The NNT | Quick Summaries of Evidence-Based Medicine

The NNT | Quick Summaries of Evidence-Based Medicine.

I think I blogged this before, but didn’t describe it much.  Allow me to rectify that mistake. is an ever expanding site which boils down high quality reviews of medications and interventions, and presents its recommendations in a very much more approachable grren/yellow/red/Warning triangle format rather than some ratio.

While I won’t use this as a single source to change my practice I’m going to have to do some more research on some ofht eh shibboleths of our age ( Octreotide for variceal bleeding, PPI infusions for Upper GI bleeding, etc) are just two of the studies that fly in the face of current practice.

An aside: while inhaled corticosteroids for asthma aren’t beneficial in the review, what it doesn’ tell you is that the Feds think it does, and will grade your asthma care on how many of your asthma patients get a prescription for them.  So, be aware.

Graham is behind this, and good for him.


  1. Thanks Alan! The site is there to try to educate and challenge some of those long-held medical teachings/beliefs. We certainly aren’t trying to dictate practice, but are at least trying to challenge some of the guidelines and notions about certain medications and their (in)effectiveness.

  2. At least I can agree with Graham that this site should not dictate practice. I blogged somewhat critically about NNT a while back, here:

    So in the section about anticoagulation for VTE they say evidence shows no patients helped and a few harmed. I would ask Alan and Graham: If it’s your mother who presents with acute DVT and has no contraindications in terms of bleeding risk, do you want her treated? What do you do in your own ED when such a patient presents?

    The site is very interesting largely as an academic exercise (something to make you think) but the casual uncritical reader may not appreciate that. A conspicuous disclaimer might help.

    I did find an inconsistency I was curious about. The section on octreotide says no patients helped, none harmed, and gives it a red light. The section on anticoagulation for VTE says none helped, some harmed, yet gives it a yellow light. What am I missing there?

  3. One more thing concerning Alan’s final point. This whole exercise points up the lunacy of the idea that a panel of government health care wonks should dictate for the rest of us what’s evidence based and what’s not. (If only EBM were so simple). Here you have the Feds saying one thing and Graham and his panel saying another. Intelligent people striving to be evidence based can disagree.

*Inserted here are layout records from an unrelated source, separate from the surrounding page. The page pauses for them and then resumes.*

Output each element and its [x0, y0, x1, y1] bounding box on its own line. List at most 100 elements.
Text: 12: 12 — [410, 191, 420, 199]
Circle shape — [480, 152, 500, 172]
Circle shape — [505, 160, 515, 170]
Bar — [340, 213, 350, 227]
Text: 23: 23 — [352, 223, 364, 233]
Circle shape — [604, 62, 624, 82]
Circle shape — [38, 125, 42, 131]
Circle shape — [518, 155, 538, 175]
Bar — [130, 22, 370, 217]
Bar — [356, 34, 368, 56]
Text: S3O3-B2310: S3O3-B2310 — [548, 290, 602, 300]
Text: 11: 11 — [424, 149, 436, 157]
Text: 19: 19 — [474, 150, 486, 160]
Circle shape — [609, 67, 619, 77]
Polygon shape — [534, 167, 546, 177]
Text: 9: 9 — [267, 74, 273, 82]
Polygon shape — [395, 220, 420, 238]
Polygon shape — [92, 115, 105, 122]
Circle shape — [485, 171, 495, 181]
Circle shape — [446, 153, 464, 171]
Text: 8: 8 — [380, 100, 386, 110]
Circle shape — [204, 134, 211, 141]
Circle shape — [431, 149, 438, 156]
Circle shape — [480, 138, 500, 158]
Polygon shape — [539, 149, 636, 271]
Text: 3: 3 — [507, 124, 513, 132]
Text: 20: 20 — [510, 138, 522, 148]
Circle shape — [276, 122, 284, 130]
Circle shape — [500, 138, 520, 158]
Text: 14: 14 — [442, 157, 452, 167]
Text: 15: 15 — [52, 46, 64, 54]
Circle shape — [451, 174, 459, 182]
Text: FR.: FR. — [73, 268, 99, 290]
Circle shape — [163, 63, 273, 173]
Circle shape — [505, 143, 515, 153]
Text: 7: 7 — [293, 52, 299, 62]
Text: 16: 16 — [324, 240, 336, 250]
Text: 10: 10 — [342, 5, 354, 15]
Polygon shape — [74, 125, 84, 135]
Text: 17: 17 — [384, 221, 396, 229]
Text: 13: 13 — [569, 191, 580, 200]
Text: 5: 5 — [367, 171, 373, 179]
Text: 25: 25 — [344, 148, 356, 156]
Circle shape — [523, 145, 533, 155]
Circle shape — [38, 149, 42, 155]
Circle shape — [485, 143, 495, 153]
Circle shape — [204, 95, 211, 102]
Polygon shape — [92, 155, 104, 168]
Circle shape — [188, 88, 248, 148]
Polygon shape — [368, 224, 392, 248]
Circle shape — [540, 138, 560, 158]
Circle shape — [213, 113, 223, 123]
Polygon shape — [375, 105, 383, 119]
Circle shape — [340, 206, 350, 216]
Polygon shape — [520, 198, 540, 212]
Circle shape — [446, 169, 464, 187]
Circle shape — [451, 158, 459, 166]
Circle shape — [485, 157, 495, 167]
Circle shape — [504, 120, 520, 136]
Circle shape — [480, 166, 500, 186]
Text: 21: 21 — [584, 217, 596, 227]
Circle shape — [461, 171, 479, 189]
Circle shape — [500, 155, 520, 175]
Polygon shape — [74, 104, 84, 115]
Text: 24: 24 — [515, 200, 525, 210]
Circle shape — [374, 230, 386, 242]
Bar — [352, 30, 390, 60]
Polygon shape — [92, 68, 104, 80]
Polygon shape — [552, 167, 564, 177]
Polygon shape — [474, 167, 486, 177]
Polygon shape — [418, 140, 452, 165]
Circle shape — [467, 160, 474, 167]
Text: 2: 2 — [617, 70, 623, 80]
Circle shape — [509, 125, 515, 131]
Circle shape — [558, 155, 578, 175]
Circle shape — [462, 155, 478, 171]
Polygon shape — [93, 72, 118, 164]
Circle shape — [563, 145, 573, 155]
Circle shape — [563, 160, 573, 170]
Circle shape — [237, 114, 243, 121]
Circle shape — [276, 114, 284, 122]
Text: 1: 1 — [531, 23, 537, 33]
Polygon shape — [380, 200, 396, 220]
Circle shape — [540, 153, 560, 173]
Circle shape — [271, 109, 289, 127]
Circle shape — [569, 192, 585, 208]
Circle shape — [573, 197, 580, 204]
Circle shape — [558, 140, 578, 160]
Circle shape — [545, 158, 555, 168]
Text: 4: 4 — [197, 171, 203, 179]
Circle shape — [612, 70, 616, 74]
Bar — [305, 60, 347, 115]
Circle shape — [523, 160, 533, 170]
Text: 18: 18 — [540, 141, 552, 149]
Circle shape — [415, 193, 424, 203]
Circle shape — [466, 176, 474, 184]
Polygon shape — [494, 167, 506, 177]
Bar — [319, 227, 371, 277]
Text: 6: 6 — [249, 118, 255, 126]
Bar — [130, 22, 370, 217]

  4. On asthma: In the studies examined the longest period of ICS use was 24 days after the ER visit. No benefit shown in terms of keeping people from returning to the ER, but that isn’t the only reason to give the stuff. A large number of patients who present with asthma attacks are already on ICS, but not taking them because they’re feeling ok. I think the benefit of prescribing ICS at discharge is more about trying to keep people on their preventative medications to hopefully prevent return visits several months later. Same as reminding them to quit smoking-probably not going to make a big difference in the first few weeks, but still reasonable to consider as part of standard care.